P: Como professor e investigador, como encara o Delfim a tendência para afastar a cultura clássica dos currículos escolares?
R: A obsessão por valorizar estatísticas que disfarcem o insucesso decorrente de más políticas educativas leva a que os programas se concentrem excessivamente na actualidade mais recente ou nas tecnologias de informação e comunicação. Desta forma, tudo o que remeta para um passado mais remoto ou pressuponha uma aprendizagem mais exigente (as línguas clássicas, tal como a literatura ou a própria matemática) tende a ser desvalorizado ou mesmo suprimido. É um erro enorme confundir sucesso com facilitação excessiva ou o acesso rápido à informação com superficialidade na aprendizagem. A antiguidade clássica, na vertente cultural e linguística, pode, a par de outras matérias, dar um auxílio precioso na criação de estruturas identitárias estáveis e no desenvolvimento de métodos de trabalho e de reflexão. Também é necessário adaptar metodologias, matérias e objectivos, mas essa é a resposta que os classicistas estão dispostos a dar à sociedade, desde que a sociedade não seja impedida de aceder a este tipo de conhecimento fundacional.
P: Partilha a opinião de George Steiner de que uma civilização sem os seus clássicos não tem futuro?

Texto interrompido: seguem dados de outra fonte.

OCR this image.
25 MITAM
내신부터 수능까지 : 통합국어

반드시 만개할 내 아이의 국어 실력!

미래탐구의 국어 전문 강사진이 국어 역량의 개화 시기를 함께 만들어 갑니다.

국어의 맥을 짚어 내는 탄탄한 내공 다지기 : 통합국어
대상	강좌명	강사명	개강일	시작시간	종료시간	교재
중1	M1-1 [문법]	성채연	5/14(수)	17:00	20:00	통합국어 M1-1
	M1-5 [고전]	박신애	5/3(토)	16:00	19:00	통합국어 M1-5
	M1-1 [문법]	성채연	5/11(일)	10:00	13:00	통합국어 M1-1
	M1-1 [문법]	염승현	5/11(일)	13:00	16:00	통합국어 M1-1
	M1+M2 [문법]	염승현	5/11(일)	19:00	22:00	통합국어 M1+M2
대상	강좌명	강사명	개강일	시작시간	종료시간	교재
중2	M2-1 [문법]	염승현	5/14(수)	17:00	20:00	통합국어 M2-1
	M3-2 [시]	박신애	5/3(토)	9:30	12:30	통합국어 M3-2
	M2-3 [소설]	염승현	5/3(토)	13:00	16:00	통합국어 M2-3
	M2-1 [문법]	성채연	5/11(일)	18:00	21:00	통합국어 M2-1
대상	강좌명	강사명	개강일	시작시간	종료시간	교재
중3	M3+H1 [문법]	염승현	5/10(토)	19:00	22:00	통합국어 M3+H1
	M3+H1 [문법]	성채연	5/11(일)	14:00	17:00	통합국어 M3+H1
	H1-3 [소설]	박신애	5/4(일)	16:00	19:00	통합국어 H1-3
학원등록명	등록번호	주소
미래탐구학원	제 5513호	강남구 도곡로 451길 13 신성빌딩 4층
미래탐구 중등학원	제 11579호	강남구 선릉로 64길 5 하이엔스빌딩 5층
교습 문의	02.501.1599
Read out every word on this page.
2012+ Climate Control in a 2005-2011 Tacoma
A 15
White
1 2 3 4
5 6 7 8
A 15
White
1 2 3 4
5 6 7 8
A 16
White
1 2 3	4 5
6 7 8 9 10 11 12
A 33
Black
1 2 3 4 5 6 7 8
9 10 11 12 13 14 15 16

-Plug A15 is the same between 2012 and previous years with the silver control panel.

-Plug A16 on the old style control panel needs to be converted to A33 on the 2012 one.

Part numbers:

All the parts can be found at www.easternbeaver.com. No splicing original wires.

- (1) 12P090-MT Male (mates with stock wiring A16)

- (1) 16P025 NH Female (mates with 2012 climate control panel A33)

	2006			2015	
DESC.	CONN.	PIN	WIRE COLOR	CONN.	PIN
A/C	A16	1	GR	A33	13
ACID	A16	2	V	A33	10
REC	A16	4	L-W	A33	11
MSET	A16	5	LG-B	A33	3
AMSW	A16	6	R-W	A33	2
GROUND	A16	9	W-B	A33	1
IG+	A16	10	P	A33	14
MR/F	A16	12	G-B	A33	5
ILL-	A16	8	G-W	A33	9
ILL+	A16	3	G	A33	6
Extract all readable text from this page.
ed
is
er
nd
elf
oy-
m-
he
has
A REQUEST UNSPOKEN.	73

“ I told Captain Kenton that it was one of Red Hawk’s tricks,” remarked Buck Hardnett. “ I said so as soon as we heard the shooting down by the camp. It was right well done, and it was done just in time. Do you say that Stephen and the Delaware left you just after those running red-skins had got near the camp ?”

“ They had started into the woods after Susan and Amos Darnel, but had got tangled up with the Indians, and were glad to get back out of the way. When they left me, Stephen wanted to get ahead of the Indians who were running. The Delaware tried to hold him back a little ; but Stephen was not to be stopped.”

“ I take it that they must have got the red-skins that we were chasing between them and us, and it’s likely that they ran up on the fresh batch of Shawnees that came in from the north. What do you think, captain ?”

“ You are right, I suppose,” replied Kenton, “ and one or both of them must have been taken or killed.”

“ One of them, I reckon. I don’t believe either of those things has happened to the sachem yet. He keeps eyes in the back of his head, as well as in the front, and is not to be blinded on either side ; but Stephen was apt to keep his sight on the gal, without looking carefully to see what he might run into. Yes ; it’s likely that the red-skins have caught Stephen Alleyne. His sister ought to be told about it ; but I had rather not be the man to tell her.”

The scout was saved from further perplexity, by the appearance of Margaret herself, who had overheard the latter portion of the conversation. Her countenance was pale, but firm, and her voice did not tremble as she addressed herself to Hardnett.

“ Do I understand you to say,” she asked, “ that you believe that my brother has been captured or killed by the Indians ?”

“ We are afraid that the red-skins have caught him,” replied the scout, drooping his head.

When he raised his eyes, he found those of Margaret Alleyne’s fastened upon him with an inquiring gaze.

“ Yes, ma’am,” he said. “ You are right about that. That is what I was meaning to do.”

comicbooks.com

R: Uma civilização que não tenha consciência do seu passado, das suas raízes linguísticas, do seu património cultural, em suma da própria natureza matricial, não pode obviamente ter futuro, pois está condenada a andar numa constante deriva identitária. Já Homero nos dizia isso, ao fazer Telémaco sair de Ítaca, em busca do pai. Não bastaria ao jovem ser Telémaco, para se afirmar como pessoa: precisava de ser Telémaco – o filho de Ulisses.